Donderdag 14 Juni. ‘s Ochtends op het Moorse kerkhof gewandeld – wilde verlopen buurt. Bij een antiquair mooi Tibetaans kleedje gekocht (pes. 500.-), voor Slau een Chinese plaat (pes. 100,-). veel foto’s genomen. Gebladerd in turf van Helman. Er komt een gelukwenstelegram. Slau heeft de van der Hoogt prijs gekregen. Is er eigenlijk heel blij mee al moet er een discussie worden gevoerd over de vraag of hij hem wel zal aannemen.We maken ‘s middags een tochtje naar Caap Spartel. Gaan ‘s avonds vroeg naar bed. Muggen en vliegen.
Vrijdag 15 juni. Voorbereid voor reis naar Algeciras. Autobus vertrekt pas later – aan de kade ergens in een Frans havenwerkersrestaurant uitmuntend gegeten. Met de autobus over Tetuan naar Ceuta – landschap valt tegen. Volle autobus. Slau kijkt haast niet uit. Ziet toch de vogel in de lucht. In Ceuta een paar uur rondgeslingerd. Daarna met boot naar Algeciras – laat aangekomen.
Zaterdag 16 Juni. ‘s Ochtends een tochtje naar Tarifa. ‘s Middags in de tuin gezeten. Gewerkt. “Des Dichter’s Venster” – daarna de stad in; over de Feria gezworven ‘s avonds. Slau kan ‘s nachts niet slapen. Staat om 2 uur weer op, kleedt zich aan en gaat weer naar de Feria.

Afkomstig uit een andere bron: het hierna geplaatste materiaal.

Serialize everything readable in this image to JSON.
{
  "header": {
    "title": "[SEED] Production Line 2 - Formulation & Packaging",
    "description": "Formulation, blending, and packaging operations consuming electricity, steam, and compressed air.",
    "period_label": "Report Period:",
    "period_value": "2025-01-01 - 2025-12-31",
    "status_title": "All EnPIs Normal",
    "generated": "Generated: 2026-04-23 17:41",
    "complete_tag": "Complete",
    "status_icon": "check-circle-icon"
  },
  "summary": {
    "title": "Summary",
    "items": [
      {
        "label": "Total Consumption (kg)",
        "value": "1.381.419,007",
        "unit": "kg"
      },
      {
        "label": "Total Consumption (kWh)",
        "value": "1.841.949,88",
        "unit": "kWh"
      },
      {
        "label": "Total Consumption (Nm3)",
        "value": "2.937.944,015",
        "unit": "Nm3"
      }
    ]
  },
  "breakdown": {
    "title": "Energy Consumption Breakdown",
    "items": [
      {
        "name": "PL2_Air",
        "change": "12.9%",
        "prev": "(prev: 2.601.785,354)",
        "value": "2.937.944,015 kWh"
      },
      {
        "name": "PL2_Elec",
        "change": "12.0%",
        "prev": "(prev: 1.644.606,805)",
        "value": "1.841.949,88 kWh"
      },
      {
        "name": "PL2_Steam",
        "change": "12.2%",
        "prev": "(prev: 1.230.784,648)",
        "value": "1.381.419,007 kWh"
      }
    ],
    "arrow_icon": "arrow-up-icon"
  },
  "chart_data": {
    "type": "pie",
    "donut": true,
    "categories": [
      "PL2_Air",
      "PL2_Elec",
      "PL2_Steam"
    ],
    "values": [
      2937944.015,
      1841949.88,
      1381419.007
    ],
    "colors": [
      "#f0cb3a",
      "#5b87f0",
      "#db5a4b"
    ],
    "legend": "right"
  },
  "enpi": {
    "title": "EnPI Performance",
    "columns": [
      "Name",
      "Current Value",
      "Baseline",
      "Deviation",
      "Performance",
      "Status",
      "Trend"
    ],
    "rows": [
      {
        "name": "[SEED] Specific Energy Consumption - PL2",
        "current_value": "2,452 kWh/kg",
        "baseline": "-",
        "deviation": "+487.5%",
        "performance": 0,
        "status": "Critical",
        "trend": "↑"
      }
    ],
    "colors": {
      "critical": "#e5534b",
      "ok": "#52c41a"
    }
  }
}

Zondag 17 Juni. Goddelijk bad in zee. Slau heeft een mager gebogen lichaam. Ingevallen borst – brede holle schouders. Prachtige ochtend. Veel photographieën genomen. ‘s Middags een zeer slechte corrida – daarna weer over de Feria – door het dorp gezworven. Cafard.
Maandag 18 Juni. 2uur, Slau vertrokken. Gesprekken over Calvinistische rem en andere dingen. Zijn jeugd. Trieste dag. ‘s Avonds spreekt in een hoek de Engelse met haar Spaanse vriend die niet wil scheiden om met haar te trouwen.
Dinsdag 19 juni. Terugreis begonnen. Over Sevilla naar Merida – geweldige hitte.Woensdag 20 Juni. Van Merida in grote hitte naar huis.”
Op 23 juni vertrekt hij met de trein naar Parijs en vandaar door naar Dresden, voor een familiebezoek. Op 5 juli is hij weer terug en vertrekt meteen naar het zomerverblijf in Saint-Jean de Luz, de regering is naar San Sebastian verhuisd.